Me: “Let’s go, jie.”
Her: “Where?”
Me: “Anywhere.”

We are silent as we hop in her car and we drive across the Bay Bridge to San Francisco. It’s typical San Francisco weather. Clear skies, 65 degrees. There is no traffic. “What’s the holidays without J&B?” asks a billboard. I don’t know why that billboard sticks out in my mind. It just does. We drive a little more and we get to Union Square, with its Christmas displays and giant tree with hundreds of ornaments. There are cars parked everywhere but there’s no traffic and no one else is walking around, except for a homeless woman here or an old child-molester looking type there.

Her: “Where do you wanna go?”
Me: “The Hyatt has a Christmas display. Let’s go there.”

More walking. We pass a department store that is playing “I’m Dreaming of a White Christmas.” I’ve never associated Christmas with snow. Just one more thing I can’t relate to.

We walk up a flight of stairs into the swank hotel and peer inside one of the displays. It’s a miniature railroad, complete with miniature town and tiny Victorian people. The town is completely decked out — there’s a general store and an ice skating rink, with little plastic people having snowfights and having plastic family dinners with plastic parents that don’t call the police on each other. I mean, there’s a group caroling. How fucking cliche is that? They look happy, even if I can’t see their faces and that they were probably made by little Chinese girls making twelve cents an hour.

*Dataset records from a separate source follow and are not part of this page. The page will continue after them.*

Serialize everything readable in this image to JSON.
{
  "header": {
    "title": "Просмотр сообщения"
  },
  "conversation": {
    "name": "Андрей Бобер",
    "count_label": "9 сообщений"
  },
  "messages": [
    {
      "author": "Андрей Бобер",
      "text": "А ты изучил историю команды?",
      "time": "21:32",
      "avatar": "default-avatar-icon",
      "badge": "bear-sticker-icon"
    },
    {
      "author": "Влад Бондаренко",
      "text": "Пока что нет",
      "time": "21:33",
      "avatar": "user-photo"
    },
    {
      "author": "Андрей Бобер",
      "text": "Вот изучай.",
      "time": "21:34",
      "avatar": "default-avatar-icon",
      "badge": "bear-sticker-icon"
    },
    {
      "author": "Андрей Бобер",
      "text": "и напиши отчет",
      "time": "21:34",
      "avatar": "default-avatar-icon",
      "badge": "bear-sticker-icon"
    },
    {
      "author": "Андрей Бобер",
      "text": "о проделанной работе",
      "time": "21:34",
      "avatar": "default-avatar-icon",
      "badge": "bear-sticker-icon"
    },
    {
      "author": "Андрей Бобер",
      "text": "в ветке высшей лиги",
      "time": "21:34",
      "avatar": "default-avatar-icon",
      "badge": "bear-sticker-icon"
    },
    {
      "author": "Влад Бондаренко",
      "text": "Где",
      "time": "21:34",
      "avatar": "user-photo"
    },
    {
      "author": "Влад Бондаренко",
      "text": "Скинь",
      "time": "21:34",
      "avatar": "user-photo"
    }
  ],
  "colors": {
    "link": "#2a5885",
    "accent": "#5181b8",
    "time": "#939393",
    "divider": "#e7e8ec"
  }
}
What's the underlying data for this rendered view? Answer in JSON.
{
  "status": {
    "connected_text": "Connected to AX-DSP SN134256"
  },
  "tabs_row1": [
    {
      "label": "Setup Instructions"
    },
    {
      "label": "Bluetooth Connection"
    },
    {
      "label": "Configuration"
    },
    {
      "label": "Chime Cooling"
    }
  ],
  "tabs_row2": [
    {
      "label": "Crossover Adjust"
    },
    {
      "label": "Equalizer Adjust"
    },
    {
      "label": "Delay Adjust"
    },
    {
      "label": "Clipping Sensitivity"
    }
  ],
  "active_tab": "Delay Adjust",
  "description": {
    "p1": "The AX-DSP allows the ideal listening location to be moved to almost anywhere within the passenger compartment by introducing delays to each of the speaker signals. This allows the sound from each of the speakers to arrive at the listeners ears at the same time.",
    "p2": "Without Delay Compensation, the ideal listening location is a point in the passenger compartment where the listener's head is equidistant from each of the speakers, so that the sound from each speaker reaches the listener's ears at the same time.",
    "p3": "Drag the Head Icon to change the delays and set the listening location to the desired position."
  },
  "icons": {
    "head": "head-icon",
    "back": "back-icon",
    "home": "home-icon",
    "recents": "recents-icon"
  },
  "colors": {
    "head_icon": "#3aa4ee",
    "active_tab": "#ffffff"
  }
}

I look over to my sister and her eyes are glazed over still and she’s lost. Lost like always, yes, but for now she’s lost in the Christmas display and I know where she is and I take some comfort in that. And as I see the Christmas display against the reflection of her glasses, I briefly imagine her running through the cliched winter wonderland, her thoughts free, sipping hot chocolate and making snow angels, singing about how she’s dreaming of a white Christmas, just like the ones she used to know.

§1314 · December 18, 2002 · Uncategorized · · [Print]

2 Comments to “12/25/1999”

  1. jadedju says:

    Ernie, this is an entry that I read when you originally posted it, but I’m glad that I’m rummaging through your “best of” and found it again. Made me cry all over again.

  2. gano says:

    Is this really real? Are these really your real life experiences?

    So fluid, so lucid! Concrete.

    Your writing is imbued with that wonderful characteristic of being clear and concise to the point that the reader is not only drawn in and understands the situation and events on several levels simultaneously from the writer’s point of view but also experiences the subject matter in a very personal, individual way; as if the reader has actually experienced the text.

    I am a bit of a hypocrit for saying what I am about to say because I have not followed my own advice but you really, really, really might ought to begin contacting publishers.